Browse Publications Technical Papers 2019-24-0042
2019-09-09

Morphological Characterization of Gasoline Soot-in-Oil: Development of Semi-Automated 2D-TEM and Comparison with Novel High-Throughput 3D-TEM 2019-24-0042

Characterization of soot nanoparticle morphology can be used to develop understanding of nanoparticle interaction with engine lubricant oil and its additives. It can be used to help direct modelling of soot-induced thickening, and in a more general sense for combatting reductions in engine efficiency that occur with soot-laden oils. Traditional 2D transmission electron microscopy (TEM) characterization possesses several important shortcomings related to accuracy that have prompted development of an alternative 3D characterization technique utilizing electron tomography, known as 3D-TEM. This work details progress made towards facilitating semi-automated image acquisition and processing for location of structures of interest on the TEM grid. Samples were taken from a four cylinder 1.4 L gasoline turbocharged direct injection (GTDI) engine operated in typically extra-urban driving conditions for 20,284 km, with automatic cylinder deactivation enabled. Soot nanoparticles were extracted from the used oil drawn from the sump, and prepared on TEM support grids.

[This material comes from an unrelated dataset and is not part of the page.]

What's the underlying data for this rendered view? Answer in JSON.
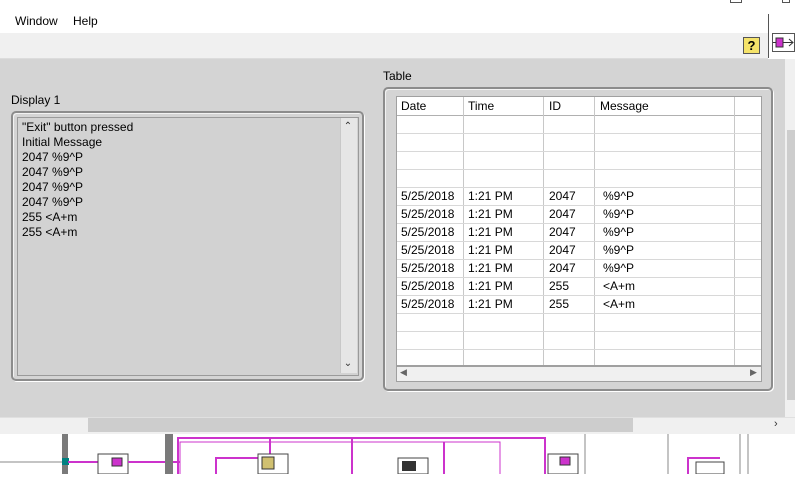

From a feedstock of chosen grid locations, 30 soot nanoparticles were reconstructed and characterized in 3D and morphological characterization results compared to those derived using 2D-TEM. Results showed significant deviations between the two methods for important morphological parameters such as volume, surface area, and circularity. While volume and circularity were on average underestimated by 23% and 19% respectively, surface area was overestimated by 36%. However, a pixel-based 2D-method for radius of gyration measurements was highly accurate (< 2% deviation on average). Qualitative assessment of complex morphological features, unrecognisable with standard 2D-TEM, was carried out via 3D rendering of soot volumes, highlighting unique outputs of this technique. Presence of morphological features such as bridge-structures and enclosed cavities were observed in numerous particles, and confirmed through observation of tilt-series data.